Florian Geyer wrote: Unless they can make the batteries able to be quickly swapped out, I dont see them becoming widely adopted. Perhaps if they're easily swapped, you could exchange them at battery stations the way people exchange propane tanks. Stop there with a low battery, the crew will swap it out with a charged one, and you can be on your way.
And when you go swap it, remember to bring a credit card with a high limit.
That's a great point, Neil, about our civilization collapsing into Third World nation status, and my wife speaks of this often. EVs seem to have a place in that collapse. They are hyperexpensive and seem well suited to the suburban lifestyle of shorter driving distances. But given longer distances, the need for stable and regularly distanced electrical supply, and then the environment issue of batteries that no longer work, it could be a means of pushing us back toward the 1890s. Either one walks or uses a personal animal powered system (i.e. Doc Tim's goat cart) or one uses public transport.

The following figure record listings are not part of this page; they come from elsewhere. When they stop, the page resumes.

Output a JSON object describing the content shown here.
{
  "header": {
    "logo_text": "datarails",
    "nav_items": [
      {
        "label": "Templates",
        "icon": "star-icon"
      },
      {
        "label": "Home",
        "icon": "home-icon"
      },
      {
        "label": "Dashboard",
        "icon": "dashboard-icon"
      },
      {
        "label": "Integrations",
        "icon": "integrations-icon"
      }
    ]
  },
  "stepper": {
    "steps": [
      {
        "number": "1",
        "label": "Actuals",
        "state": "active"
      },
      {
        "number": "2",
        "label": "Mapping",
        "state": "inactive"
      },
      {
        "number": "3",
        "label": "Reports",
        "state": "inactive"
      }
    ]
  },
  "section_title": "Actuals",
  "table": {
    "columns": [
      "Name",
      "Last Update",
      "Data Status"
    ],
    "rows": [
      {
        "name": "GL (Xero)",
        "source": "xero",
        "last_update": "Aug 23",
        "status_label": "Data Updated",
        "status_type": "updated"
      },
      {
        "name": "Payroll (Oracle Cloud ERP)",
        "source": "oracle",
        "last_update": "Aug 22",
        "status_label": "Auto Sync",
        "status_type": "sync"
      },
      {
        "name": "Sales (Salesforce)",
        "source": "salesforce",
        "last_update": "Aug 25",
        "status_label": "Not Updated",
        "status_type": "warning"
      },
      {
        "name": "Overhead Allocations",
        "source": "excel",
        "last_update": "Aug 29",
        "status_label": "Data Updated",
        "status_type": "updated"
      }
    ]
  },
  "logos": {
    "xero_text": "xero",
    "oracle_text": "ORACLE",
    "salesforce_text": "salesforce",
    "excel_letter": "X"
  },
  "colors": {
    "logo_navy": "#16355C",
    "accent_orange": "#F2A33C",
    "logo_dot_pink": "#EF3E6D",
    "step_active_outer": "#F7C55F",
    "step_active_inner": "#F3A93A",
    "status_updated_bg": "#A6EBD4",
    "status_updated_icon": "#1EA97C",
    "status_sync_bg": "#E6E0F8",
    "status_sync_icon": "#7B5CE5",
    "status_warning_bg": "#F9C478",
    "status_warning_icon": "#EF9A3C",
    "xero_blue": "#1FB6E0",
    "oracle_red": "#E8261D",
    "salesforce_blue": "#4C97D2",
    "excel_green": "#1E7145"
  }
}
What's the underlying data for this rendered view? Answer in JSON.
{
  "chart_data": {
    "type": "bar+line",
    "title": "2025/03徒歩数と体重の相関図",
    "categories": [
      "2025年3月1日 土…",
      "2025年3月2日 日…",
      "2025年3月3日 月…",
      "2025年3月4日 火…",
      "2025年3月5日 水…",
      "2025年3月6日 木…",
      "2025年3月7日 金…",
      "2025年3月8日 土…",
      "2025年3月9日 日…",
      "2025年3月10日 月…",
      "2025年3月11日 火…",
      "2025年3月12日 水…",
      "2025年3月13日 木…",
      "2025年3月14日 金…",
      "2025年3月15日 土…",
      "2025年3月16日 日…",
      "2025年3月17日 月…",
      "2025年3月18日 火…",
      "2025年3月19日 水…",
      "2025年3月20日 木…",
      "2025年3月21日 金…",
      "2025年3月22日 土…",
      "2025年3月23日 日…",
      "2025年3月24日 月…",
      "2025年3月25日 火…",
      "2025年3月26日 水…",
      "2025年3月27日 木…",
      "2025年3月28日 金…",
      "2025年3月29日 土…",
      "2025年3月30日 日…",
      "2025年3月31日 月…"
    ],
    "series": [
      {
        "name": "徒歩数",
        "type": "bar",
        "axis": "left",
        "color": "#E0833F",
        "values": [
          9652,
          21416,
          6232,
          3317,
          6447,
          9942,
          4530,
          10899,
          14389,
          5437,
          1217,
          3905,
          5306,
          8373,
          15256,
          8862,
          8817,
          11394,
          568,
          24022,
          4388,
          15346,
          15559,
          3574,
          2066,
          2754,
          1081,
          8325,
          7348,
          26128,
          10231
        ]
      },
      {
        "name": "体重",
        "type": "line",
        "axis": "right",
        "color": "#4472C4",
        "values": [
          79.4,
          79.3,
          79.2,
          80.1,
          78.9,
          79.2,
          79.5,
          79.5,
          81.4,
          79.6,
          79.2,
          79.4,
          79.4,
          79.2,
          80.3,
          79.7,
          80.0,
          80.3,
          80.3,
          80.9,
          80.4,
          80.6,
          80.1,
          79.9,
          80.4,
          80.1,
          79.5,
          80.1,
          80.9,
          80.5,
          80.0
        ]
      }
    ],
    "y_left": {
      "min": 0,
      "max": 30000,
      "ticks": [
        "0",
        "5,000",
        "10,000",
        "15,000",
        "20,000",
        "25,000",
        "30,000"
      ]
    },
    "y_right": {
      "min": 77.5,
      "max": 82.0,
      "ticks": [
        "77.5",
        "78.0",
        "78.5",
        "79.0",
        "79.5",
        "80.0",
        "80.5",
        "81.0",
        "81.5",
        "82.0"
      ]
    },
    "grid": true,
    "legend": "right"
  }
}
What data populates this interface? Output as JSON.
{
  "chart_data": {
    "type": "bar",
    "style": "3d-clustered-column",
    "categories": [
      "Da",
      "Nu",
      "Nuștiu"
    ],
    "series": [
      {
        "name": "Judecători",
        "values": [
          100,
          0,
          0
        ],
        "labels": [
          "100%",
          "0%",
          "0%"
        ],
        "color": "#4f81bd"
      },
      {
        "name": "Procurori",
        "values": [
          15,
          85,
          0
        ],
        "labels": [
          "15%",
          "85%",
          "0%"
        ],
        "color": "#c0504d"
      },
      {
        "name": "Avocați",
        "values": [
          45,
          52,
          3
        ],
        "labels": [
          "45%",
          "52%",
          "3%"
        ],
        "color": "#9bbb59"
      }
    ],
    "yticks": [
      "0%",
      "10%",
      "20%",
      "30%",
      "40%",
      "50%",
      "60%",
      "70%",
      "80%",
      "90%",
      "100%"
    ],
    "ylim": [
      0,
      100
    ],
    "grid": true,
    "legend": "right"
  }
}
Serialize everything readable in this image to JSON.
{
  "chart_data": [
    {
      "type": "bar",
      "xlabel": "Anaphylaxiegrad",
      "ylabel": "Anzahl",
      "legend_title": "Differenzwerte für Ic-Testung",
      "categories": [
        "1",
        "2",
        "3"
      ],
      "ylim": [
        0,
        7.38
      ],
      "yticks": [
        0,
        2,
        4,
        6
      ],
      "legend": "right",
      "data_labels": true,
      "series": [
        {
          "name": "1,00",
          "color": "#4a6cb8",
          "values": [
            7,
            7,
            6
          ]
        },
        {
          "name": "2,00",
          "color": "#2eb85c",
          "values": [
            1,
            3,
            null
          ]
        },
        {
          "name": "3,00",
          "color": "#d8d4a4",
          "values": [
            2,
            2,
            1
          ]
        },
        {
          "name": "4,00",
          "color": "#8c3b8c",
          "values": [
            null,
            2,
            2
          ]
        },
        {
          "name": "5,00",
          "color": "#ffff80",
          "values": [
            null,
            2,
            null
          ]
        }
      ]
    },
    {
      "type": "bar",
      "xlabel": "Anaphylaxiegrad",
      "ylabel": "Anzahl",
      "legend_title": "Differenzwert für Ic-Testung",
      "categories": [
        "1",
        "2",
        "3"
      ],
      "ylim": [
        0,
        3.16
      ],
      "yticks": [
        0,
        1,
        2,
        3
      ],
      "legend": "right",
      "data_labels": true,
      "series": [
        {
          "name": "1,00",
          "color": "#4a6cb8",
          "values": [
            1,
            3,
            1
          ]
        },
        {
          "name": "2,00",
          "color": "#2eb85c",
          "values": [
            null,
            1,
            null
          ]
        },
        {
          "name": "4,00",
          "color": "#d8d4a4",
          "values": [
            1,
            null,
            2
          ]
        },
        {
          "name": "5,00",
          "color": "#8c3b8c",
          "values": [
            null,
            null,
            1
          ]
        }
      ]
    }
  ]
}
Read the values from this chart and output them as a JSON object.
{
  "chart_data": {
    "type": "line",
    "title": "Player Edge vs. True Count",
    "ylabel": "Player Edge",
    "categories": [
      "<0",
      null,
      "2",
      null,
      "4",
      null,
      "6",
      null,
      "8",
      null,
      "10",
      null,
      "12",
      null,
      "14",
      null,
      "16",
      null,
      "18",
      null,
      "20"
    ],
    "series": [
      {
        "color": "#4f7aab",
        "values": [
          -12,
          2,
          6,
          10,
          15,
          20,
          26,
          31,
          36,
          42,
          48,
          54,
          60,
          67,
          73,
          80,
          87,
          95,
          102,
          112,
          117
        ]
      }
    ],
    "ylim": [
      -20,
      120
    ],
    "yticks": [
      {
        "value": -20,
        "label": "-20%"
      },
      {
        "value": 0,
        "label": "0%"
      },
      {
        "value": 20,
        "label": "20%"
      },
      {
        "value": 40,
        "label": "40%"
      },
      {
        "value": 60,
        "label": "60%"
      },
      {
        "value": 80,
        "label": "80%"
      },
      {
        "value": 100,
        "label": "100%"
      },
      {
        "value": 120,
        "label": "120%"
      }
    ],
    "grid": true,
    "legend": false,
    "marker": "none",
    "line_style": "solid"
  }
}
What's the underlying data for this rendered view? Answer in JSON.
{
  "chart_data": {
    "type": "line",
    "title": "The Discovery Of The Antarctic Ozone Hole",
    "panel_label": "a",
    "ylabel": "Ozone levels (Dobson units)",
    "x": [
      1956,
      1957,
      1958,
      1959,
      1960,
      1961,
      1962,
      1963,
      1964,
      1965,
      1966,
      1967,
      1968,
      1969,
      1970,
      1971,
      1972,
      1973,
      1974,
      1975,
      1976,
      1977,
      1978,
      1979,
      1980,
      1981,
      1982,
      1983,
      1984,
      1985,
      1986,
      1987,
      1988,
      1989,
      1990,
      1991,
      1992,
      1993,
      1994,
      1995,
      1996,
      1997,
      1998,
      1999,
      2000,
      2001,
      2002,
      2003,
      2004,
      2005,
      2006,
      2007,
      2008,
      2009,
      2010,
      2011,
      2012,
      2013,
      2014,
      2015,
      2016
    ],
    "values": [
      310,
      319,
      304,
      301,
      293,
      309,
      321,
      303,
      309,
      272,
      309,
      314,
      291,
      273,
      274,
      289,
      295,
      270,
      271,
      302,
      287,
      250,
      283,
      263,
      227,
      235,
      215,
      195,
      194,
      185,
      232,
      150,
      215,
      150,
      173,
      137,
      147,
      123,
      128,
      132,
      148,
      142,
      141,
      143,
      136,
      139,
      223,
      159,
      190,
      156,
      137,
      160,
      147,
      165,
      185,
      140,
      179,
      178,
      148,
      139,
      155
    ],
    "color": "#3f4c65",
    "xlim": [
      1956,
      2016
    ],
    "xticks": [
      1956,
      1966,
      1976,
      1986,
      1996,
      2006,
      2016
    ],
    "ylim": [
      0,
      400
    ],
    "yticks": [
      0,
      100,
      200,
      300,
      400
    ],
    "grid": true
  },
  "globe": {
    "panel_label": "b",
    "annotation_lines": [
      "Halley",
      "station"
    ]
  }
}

Unless they can make the batteries able to be quickly swapped out, I dont see them becoming widely adopted. Perhaps if they're easily swapped, you could exchange them at battery stations the way people exchange propane tanks. Stop there with a low battery, the crew will swap it out with a charged one, and you can be on your way.
It takes under 10min to refuel a petroleum-powered vehicle. And they still have superior range, even more if one carries extra fuel in Jerry Cans or the like. These plus cheap gas are reasons why EVs will be a niche product for the foreseeable future, unless fool politicians force the issue.
Plugin hybrids are a good compromise, though more costly than regular hybrids.
And if you live in California, don't assume you'll have reliable electric power, as that state's utilities seem to be devolving to Mexico's quality of service. Archeologists wonder why civilizations collapse. Well, we're living it.